On the config front I have some ideas but nothing concrete yet - I'm split between static configuration (eg: UI to change config files, restart the app) and dynamic - building in a mechanism to push config to a live running service (no restart required) - pro's and con's on both sides....and no obviously better approach so opinions/options welcome on this!

Coordinator
Jan 4, 2013 at 4:11 PM

Another quick update,

The core notification/messaging changes are complete and running well. Further simplifications have been possible so that ALL notifications (health checks, agent start) are routed via the NotificationHub component - this ensures a consistent route from creating a notification to its actual delivery to the publisher plug-ins and means you can attach custom plugins to intercept the message and run any logic you like to determine whether the message should actually be published.

I have also started work on a configuration feature. Highlights are...

  • Abstraction of the configuration definition - a plugin/repository pattern is used to load configuration definitions (currently file-system supported)...but this means you can store your configuration in any format with any persistence mechanism (eg: DB, spreadsheet).
  • Web API to interact/control the configuration - create, modify, remove configuration via JSON/REST calls.
  • Configuration Catalogue - plugins can advertise their configuration, these allow you to create new instances from these "template" configurations.

More to follow....

Coordinator
Jan 29, 2013 at 2:12 PM

I've got most of the major new features working now - there is a lot of tidy up to do on the config side of things - essentially porting all the existing checks/publishers etc.

One major new feature is a SignalR activity - alerts are "realtime" broadcast to all connected clients...here is a screenshot of how a notification looks via the Activity tab in the new Wolfpack Web Interface (displayed on an iPhone)

https://twitter.com/followjimbobdog/status/296000538946961408/photo/1

...and one of the Status screen...

https://twitter.com/followjimbobdog/status/294920434288312320/photo/1

I hope to get this into a decent enough shape for checking into the repository this weekend.

Jan 29, 2013 at 9:33 PM

Images look great, I really welcome another way to interact with the agent / alerts. Using Growl works out OK and enables one to pull things together and even forward to another system, but it also requires that you have a user logged in to that system weather you are there in front of the term or not. Not an optimal setup.

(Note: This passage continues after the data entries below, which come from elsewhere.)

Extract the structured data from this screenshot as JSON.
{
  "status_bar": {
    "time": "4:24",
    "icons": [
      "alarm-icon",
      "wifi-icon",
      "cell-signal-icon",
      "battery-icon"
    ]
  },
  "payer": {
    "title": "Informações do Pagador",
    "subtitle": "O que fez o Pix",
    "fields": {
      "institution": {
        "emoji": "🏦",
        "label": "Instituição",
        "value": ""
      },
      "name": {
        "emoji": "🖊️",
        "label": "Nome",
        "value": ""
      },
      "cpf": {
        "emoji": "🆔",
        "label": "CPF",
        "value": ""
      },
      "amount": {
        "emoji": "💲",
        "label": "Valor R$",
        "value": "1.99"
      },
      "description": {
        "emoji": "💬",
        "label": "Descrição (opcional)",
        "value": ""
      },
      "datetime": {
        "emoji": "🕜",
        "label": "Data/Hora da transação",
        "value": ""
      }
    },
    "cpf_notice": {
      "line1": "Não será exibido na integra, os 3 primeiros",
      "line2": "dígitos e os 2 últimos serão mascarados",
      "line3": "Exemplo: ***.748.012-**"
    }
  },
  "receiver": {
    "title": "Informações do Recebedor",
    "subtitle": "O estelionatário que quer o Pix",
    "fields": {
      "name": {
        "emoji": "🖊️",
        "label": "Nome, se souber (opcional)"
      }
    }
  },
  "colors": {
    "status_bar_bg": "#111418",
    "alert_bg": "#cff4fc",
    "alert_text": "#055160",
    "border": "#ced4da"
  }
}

Also I am really looking forward to revamping my monitoring setup using the new features around alert throttling and logic.

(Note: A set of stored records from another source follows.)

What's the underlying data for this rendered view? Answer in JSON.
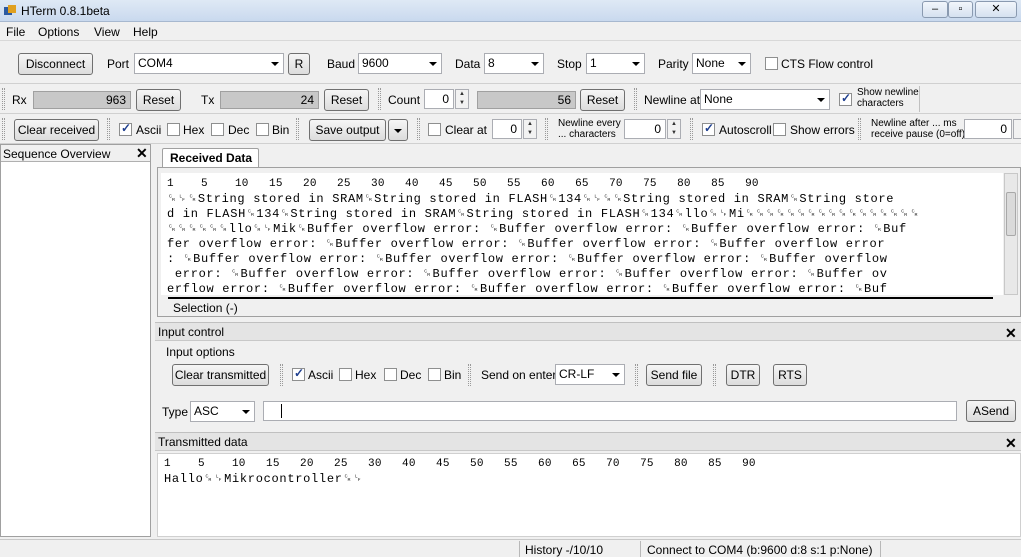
{
  "window": {
    "title": "HTerm 0.8.1beta",
    "controls": [
      "–",
      "▫",
      "✕"
    ]
  },
  "menu": [
    "File",
    "Options",
    "View",
    "Help"
  ],
  "connection": {
    "disconnect_label": "Disconnect",
    "port_label": "Port",
    "port_value": "COM4",
    "r_label": "R",
    "baud_label": "Baud",
    "baud_value": "9600",
    "data_label": "Data",
    "data_value": "8",
    "stop_label": "Stop",
    "stop_value": "1",
    "parity_label": "Parity",
    "parity_value": "None",
    "cts_label": "CTS Flow control"
  },
  "counters": {
    "rx_label": "Rx",
    "rx_value": "963",
    "rx_reset": "Reset",
    "tx_label": "Tx",
    "tx_value": "24",
    "tx_reset": "Reset",
    "count_label": "Count",
    "count_value": "0",
    "count_display": "56",
    "count_reset": "Reset",
    "newline_at_label": "Newline at",
    "newline_at_value": "None",
    "show_newline_label_1": "Show newline",
    "show_newline_label_2": "characters"
  },
  "receive_toolbar": {
    "clear_received": "Clear received",
    "ascii": "Ascii",
    "hex": "Hex",
    "dec": "Dec",
    "bin": "Bin",
    "save_output": "Save output",
    "clear_at": "Clear at",
    "clear_at_value": "0",
    "newline_every_1": "Newline every",
    "newline_every_2": "... characters",
    "newline_every_value": "0",
    "autoscroll": "Autoscroll",
    "show_errors": "Show errors",
    "newline_after_1": "Newline after ... ms",
    "newline_after_2": "receive pause (0=off)",
    "newline_after_value": "0"
  },
  "sequence_overview": {
    "title": "Sequence Overview"
  },
  "received": {
    "tab": "Received Data",
    "ruler": "1    5    10   15   20   25   30   40   45   50   55   60   65   70   75   80   85   90",
    "lines": [
      "␍␊␍String stored in SRAM␍String stored in FLASH␍134␍␊␍␍String stored in SRAM␍String store",
      "d in FLASH␍134␍String stored in SRAM␍String stored in FLASH␍134␍llo␍␊Mi␍␍␍␍␍␍␍␍␍␍␍␍␍␍␍␍␍",
      "␍␍␍␍␍␍llo␍␊Mik␍Buffer overflow error: ␍Buffer overflow error: ␍Buffer overflow error: ␍Buf",
      "fer overflow error: ␍Buffer overflow error: ␍Buffer overflow error: ␍Buffer overflow error",
      ": ␍Buffer overflow error: ␍Buffer overflow error: ␍Buffer overflow error: ␍Buffer overflow",
      " error: ␍Buffer overflow error: ␍Buffer overflow error: ␍Buffer overflow error: ␍Buffer ov",
      "erflow error: ␍Buffer overflow error: ␍Buffer overflow error: ␍Buffer overflow error: ␍Buf"
    ],
    "selection": "Selection (-)"
  },
  "input_control": {
    "title": "Input control",
    "options_label": "Input options",
    "clear_transmitted": "Clear transmitted",
    "ascii": "Ascii",
    "hex": "Hex",
    "dec": "Dec",
    "bin": "Bin",
    "send_on_enter_label": "Send on enter",
    "send_on_enter_value": "CR-LF",
    "send_file": "Send file",
    "dtr": "DTR",
    "rts": "RTS",
    "type_label": "Type",
    "type_value": "ASC",
    "input_value": "",
    "asend": "ASend"
  },
  "transmitted": {
    "title": "Transmitted data",
    "ruler": "1    5    10   15   20   25   30   40   45   50   55   60   65   70   75   80   85   90",
    "lines": [
      "Hallo␍␊Mikrocontroller␍␊"
    ]
  },
  "status": {
    "history": "History -/10/10",
    "connection": "Connect to COM4 (b:9600 d:8 s:1 p:None)"
  }
}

The config interface/UI sounds really promising. I am hoping I am reading it as you intended. Sounds like the UI will be able to take the plugin that I build and understand the UI elements needed to configure it. Of course my plugin has to do a good job of offering up the definitions as well. This will put the pressure on the plugin developer to define the config well.

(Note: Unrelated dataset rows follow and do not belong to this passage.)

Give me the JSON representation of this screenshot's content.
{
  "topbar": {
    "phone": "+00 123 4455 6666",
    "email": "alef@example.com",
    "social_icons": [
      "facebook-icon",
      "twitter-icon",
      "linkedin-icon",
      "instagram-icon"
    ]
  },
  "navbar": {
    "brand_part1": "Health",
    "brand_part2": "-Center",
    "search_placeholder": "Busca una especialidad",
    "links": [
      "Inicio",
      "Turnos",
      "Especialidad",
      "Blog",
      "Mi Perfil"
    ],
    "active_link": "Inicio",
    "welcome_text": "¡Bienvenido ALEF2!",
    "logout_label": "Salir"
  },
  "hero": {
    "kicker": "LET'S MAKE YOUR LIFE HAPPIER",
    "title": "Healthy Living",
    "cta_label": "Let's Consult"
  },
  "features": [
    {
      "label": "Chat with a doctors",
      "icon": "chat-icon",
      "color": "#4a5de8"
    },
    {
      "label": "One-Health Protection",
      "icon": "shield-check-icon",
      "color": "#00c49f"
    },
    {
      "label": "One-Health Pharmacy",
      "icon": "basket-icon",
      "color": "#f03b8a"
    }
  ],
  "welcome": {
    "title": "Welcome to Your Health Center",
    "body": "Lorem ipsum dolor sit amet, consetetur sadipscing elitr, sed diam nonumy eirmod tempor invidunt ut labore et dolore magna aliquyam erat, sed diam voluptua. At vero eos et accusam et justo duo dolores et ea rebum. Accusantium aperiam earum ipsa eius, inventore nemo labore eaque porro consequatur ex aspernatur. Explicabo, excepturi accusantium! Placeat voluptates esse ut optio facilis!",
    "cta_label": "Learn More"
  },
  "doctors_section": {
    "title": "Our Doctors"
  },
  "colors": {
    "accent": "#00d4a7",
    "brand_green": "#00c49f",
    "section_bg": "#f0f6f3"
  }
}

Your efforts are much appreciated, Keep sloc-in away.

Coordinator
Jan 29, 2013 at 10:15 PM

Hi,

Yeh - the new NotificationHub addresses a long term weakness of Wolfpack - it allows for all messages to be intercepted and plugins can decide whether the message should actually be published or not - the built in ones should take care of most scenarios but you can roll-you own to customise the logic exactly.

The config/ui is built on top of a ServiceStack api - the idea being that others can provide alternative implementations or you can even extend the api or web pages (think dashboard, graphs etc). It sounds like you have the right end of the stick though - you can provide an implementation of ISupportConfigurationDiscovery that provides a descriptor entity that effectively "advertises" your plugin configuration and makes it visible to the UI/api. The bit I am actually working on at the moment is the UI for creating and editing new plugin instances.

The biggest challenge will be refreshing all the docs!

Cheers,

James

Coordinator
Feb 25, 2013 at 8:51 PM
A first cut of the new core source has been uploaded to the repository and I've started to put some documentation together here: http://wolfpack.codeplex.com/wikipage?title=Wolfpackv3Docs

As I progress further with it I'll create more "Alpha Release Notes" so you can experiment with the source.